Mayor of Woerden
- In office 1873–1883
- Preceded by: Johannes Nolen
- Succeeded by: Matthijs Willem Schalij

Mayor of Zoeterwoude
- In office 1871–1873
- Preceded by: Pieter van Outeren
- Succeeded by: Hendrik Hemmingson

Governor of the Dutch Gold Coast
- ad interim
- In office 13 June 1864 – 7 December 1864
- Monarch: William III of the Netherlands
- Preceded by: Carel van Hien
- Succeeded by: Henri Alexander Elias

Personal details
- Born: 14 September 1830 Amsterdam, Netherlands
- Died: 13 April 1906 (aged 75) Velp, Netherlands
- Spouse: Sandrina Christina Enschedé

= Hendrik Doijer =

Dutch politician

Hendrik Doijer Jzn (born 14 September 1830 – 13 April 1906) was a Dutch politician, who first made a career in the administration on the Dutch Gold Coast and who became interim governor during the European leave of governor Henri Alexander Elias on 13 June 1864, upon the death of his interim predecessor Carel van Hien.

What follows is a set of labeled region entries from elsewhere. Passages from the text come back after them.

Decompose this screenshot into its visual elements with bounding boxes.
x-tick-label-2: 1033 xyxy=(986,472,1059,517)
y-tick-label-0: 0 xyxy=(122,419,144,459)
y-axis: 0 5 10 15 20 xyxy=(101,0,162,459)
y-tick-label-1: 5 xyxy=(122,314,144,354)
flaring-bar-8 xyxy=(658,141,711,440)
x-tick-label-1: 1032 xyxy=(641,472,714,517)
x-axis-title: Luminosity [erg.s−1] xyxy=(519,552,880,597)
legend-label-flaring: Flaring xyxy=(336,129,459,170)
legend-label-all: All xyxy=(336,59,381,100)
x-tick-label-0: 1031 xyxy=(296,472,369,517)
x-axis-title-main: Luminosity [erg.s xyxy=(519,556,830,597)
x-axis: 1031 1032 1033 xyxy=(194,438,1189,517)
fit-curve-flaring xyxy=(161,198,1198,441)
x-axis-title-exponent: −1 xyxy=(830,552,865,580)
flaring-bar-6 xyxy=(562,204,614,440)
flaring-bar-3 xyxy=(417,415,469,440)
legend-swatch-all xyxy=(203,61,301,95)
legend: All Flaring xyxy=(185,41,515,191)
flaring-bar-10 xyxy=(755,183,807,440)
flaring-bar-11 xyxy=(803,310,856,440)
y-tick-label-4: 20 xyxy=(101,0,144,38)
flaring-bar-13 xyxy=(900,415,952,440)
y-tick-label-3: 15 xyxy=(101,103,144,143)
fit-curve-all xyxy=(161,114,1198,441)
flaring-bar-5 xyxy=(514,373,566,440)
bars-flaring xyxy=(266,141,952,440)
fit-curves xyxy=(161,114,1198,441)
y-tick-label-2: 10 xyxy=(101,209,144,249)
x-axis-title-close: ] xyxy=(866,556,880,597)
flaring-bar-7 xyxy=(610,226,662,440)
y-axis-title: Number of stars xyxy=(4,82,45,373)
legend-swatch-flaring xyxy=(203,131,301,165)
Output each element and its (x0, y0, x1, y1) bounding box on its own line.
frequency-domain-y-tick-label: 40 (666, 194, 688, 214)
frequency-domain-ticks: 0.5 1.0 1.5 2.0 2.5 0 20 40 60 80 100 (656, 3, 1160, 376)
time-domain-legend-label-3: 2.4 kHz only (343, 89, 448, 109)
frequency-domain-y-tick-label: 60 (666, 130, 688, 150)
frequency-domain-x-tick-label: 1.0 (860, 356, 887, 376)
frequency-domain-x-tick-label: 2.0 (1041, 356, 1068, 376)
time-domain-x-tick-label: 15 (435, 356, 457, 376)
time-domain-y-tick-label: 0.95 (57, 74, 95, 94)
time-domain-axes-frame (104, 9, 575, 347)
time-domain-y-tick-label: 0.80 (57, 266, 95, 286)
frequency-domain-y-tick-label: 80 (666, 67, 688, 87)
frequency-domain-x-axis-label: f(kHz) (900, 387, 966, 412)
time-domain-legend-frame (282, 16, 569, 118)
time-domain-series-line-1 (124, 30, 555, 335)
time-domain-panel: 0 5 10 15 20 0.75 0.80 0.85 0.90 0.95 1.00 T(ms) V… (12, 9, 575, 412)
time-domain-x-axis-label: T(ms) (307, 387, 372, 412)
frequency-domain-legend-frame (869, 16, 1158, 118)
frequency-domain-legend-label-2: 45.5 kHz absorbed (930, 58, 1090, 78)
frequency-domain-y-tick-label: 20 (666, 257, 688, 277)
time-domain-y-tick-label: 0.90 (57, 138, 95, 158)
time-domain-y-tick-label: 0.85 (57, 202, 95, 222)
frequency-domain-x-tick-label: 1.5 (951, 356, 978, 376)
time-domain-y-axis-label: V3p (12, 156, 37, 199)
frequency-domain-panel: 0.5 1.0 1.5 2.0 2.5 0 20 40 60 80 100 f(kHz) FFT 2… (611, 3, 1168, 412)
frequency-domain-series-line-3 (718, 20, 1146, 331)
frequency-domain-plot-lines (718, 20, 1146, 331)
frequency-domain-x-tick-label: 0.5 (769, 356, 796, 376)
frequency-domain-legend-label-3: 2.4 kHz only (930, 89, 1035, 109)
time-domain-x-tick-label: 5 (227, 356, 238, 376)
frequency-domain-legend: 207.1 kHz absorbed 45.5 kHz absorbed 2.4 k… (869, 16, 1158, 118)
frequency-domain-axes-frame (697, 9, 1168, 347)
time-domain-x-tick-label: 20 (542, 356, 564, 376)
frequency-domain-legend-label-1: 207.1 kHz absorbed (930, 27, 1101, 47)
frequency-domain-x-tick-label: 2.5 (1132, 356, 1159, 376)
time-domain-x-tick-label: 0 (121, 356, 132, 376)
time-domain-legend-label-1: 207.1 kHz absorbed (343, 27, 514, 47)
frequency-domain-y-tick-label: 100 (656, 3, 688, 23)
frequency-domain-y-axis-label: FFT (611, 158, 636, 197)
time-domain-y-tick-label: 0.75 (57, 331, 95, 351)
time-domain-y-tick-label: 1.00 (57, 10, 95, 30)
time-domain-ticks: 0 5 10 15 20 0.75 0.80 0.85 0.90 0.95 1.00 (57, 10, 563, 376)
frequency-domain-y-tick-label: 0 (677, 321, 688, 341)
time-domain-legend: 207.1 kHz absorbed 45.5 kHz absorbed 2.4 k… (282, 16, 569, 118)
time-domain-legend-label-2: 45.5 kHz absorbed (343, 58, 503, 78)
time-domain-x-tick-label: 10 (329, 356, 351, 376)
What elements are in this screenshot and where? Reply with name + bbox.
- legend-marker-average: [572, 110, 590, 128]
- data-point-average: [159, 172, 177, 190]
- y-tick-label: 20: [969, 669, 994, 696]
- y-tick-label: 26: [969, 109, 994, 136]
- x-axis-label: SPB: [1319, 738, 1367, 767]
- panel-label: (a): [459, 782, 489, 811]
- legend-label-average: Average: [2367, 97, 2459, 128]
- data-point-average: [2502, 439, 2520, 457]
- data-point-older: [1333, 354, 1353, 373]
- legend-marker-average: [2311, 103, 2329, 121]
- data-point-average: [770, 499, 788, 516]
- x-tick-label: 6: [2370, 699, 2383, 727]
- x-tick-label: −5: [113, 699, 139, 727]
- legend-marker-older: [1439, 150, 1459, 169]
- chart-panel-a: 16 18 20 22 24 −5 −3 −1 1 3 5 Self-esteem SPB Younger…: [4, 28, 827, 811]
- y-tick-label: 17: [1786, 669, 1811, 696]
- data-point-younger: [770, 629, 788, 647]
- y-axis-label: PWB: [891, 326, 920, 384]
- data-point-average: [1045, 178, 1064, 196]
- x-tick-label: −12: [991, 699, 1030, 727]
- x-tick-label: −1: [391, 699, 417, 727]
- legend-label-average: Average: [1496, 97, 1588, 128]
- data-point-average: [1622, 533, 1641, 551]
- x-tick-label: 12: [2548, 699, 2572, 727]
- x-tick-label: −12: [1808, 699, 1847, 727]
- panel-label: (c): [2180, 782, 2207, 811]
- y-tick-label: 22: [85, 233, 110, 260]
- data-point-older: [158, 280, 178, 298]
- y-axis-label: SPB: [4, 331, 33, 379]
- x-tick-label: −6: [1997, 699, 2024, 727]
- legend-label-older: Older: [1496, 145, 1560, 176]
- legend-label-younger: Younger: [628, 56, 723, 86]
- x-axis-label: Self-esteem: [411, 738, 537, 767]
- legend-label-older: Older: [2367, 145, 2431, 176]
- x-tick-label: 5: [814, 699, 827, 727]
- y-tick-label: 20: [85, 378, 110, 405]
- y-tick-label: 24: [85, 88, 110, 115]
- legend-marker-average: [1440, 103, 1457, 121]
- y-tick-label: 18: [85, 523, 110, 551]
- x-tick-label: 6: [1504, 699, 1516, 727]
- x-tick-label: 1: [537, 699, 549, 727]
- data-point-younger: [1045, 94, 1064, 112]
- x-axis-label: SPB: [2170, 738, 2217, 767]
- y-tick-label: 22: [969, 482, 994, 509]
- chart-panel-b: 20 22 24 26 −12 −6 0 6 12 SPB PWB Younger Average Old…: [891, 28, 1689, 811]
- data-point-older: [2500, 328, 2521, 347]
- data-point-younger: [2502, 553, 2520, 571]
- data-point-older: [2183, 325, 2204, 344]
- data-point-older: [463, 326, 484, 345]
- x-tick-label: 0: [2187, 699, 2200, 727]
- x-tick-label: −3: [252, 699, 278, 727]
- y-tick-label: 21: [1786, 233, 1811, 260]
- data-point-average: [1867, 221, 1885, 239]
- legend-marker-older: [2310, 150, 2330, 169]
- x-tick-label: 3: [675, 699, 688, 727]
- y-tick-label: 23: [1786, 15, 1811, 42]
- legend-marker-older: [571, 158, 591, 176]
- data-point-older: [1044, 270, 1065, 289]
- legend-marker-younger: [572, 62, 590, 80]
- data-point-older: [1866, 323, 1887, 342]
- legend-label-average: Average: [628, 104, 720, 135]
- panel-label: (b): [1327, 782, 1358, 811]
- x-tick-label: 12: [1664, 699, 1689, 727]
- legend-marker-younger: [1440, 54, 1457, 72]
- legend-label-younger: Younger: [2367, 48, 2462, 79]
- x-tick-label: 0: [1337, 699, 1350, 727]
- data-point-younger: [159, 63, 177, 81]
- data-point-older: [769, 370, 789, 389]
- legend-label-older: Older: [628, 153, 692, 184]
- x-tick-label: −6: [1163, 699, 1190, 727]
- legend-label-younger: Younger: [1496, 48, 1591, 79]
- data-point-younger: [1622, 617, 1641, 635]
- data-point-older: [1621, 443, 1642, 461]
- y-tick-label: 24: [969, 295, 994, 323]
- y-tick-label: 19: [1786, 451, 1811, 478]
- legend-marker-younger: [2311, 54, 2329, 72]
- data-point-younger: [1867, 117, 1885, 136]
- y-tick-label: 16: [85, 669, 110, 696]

He later became mayor of Zoeterwoude and Woerden.

== Biography ==
Doijer was born in Amsterdam to painter Jacobus Schoemaker Doyer and Petronella Evekink.

Hendrik Doijer established himself as a merchant on the Gold Coast in 1851, joining his brother Huibert, who had been an agent for H. van Rijckevorsel & Co. since 1849. In 1853, Hendrik and Huibert founded the company Doijer Brothers in Elmina. Unlike his brother Huibert, who always remained a private merchant, Hendrik joined the Dutch colonial administration in 1856.